EllisLab, a software development company, has urged all its users to change their password after hackers managed to gain unauthorized access to its servers on March 24 this year.
According to the company’s statement, in a bid to be safe from the hackers who might have stolen its members’, who are registered at EllisLab, personal information, it has asked people to change their EllisLab.com password.
The company said that the new users can also remove their account from the site.

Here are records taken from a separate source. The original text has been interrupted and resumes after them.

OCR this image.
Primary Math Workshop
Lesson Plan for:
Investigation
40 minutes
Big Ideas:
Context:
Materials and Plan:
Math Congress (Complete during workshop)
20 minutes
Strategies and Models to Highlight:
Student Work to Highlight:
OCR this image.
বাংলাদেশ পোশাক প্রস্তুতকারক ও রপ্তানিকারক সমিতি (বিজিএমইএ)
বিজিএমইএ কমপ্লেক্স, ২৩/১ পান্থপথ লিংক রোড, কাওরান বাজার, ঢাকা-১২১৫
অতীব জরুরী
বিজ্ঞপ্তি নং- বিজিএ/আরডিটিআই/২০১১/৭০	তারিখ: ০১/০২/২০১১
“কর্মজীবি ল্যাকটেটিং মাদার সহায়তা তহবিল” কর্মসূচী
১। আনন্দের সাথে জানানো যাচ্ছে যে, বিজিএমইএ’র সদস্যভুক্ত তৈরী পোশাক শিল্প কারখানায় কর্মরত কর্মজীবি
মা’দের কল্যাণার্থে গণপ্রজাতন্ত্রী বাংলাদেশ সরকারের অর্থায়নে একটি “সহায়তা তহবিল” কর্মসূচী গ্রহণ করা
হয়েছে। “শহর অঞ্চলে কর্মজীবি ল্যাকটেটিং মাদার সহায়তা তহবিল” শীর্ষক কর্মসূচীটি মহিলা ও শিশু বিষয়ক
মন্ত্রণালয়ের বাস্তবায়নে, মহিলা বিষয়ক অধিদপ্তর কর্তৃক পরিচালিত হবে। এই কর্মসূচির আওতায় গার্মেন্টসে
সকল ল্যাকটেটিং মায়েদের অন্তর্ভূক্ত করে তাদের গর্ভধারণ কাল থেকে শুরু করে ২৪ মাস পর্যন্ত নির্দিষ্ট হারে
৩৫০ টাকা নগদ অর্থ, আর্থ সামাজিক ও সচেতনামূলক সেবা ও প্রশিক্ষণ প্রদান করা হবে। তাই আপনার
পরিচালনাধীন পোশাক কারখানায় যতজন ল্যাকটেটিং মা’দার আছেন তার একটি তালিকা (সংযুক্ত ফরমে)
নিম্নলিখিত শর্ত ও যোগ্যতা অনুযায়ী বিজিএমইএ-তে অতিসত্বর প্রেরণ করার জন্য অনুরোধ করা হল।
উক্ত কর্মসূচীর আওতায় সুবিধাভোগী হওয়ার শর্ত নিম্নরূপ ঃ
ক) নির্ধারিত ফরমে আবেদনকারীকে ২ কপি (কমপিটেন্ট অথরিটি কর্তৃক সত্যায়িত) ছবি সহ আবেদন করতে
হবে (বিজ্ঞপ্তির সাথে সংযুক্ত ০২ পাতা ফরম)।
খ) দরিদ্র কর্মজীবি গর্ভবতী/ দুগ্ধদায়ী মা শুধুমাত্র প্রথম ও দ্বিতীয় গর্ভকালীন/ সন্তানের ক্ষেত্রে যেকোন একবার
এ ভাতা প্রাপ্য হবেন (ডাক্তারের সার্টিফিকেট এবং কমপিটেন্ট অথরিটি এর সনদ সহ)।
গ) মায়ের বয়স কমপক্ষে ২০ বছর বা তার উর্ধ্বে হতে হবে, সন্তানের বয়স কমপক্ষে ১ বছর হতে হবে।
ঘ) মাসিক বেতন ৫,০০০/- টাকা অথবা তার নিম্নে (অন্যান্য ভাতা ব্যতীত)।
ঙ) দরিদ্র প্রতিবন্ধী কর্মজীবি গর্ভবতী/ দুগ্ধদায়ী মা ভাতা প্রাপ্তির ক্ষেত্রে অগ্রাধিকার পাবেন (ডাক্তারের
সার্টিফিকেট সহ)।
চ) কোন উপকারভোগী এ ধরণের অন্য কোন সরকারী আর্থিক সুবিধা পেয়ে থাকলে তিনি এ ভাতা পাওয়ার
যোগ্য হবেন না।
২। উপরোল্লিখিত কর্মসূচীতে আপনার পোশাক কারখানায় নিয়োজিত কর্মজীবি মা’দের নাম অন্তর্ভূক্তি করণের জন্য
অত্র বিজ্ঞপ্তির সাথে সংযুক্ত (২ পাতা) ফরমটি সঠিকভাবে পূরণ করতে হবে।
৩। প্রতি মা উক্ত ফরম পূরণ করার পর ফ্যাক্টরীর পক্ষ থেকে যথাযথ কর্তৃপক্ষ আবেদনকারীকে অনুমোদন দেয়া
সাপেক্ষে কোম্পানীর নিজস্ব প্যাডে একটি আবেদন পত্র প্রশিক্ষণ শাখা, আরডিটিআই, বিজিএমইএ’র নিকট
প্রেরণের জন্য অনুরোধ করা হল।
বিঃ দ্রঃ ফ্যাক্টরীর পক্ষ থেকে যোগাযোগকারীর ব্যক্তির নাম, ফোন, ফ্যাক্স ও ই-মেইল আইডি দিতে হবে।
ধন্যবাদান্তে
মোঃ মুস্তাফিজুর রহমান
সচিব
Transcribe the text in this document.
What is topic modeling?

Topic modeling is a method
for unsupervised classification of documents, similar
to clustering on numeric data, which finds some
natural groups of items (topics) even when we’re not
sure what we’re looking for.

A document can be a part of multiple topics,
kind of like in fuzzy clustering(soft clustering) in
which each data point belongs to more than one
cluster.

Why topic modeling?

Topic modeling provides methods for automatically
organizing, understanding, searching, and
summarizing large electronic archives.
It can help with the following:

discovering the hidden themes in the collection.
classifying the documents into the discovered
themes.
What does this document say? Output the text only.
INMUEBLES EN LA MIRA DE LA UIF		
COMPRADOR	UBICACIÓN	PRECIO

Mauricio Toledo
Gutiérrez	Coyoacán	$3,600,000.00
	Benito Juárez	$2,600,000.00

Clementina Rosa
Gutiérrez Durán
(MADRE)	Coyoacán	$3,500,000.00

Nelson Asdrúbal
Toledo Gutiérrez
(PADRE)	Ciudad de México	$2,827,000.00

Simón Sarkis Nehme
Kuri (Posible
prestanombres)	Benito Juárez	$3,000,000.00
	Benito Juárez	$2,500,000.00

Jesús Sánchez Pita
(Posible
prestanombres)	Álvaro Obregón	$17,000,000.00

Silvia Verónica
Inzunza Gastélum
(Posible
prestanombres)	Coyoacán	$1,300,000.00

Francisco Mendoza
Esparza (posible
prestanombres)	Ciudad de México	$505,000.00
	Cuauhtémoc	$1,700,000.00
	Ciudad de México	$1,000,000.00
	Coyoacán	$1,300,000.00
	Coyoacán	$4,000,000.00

It is must, if anyone has sent his/her password via plaintext email instead of using the company’s secure form.
As the company form encrypts the passwords and removes them after 30 days, it is believed that those encrypted passwords would only be available to the hackers if anyone submitted it after February 24, 2015.
Similarly, if people have used their EllisLab.com’s password on other sites, they should change those too.
The company asked people to change the passwords periodically, and enable two-factor authentication whenever available. It also recommends tools which simplify the creation and use of unique passwords.
It is said that the hackers used a Super Admin’s stolen password to log in to the company’s site. The hacker then uploaded a common PHP backdoor script (a WSO Web Shell variant) that allowed them to control the company’s server.
The company wrote that the Nexcess hosting prevented the "privilege escalation" attempt. After getting alerts about the malicious activity, the unauthorized access had been shut down at the firewall level.
The company also thanks the Nexcess for their alertness and speed on their blog post.
Then the officials started dissecting the server logs to retrace hacker’s steps and learn how they got the access. They wrote that they had gone through all their files to remove what they added.
The attackers had access to the server for three hours. Although the evidence does not show any stealing the database, the company prefers to be cautious and assume the hackers had access to everything.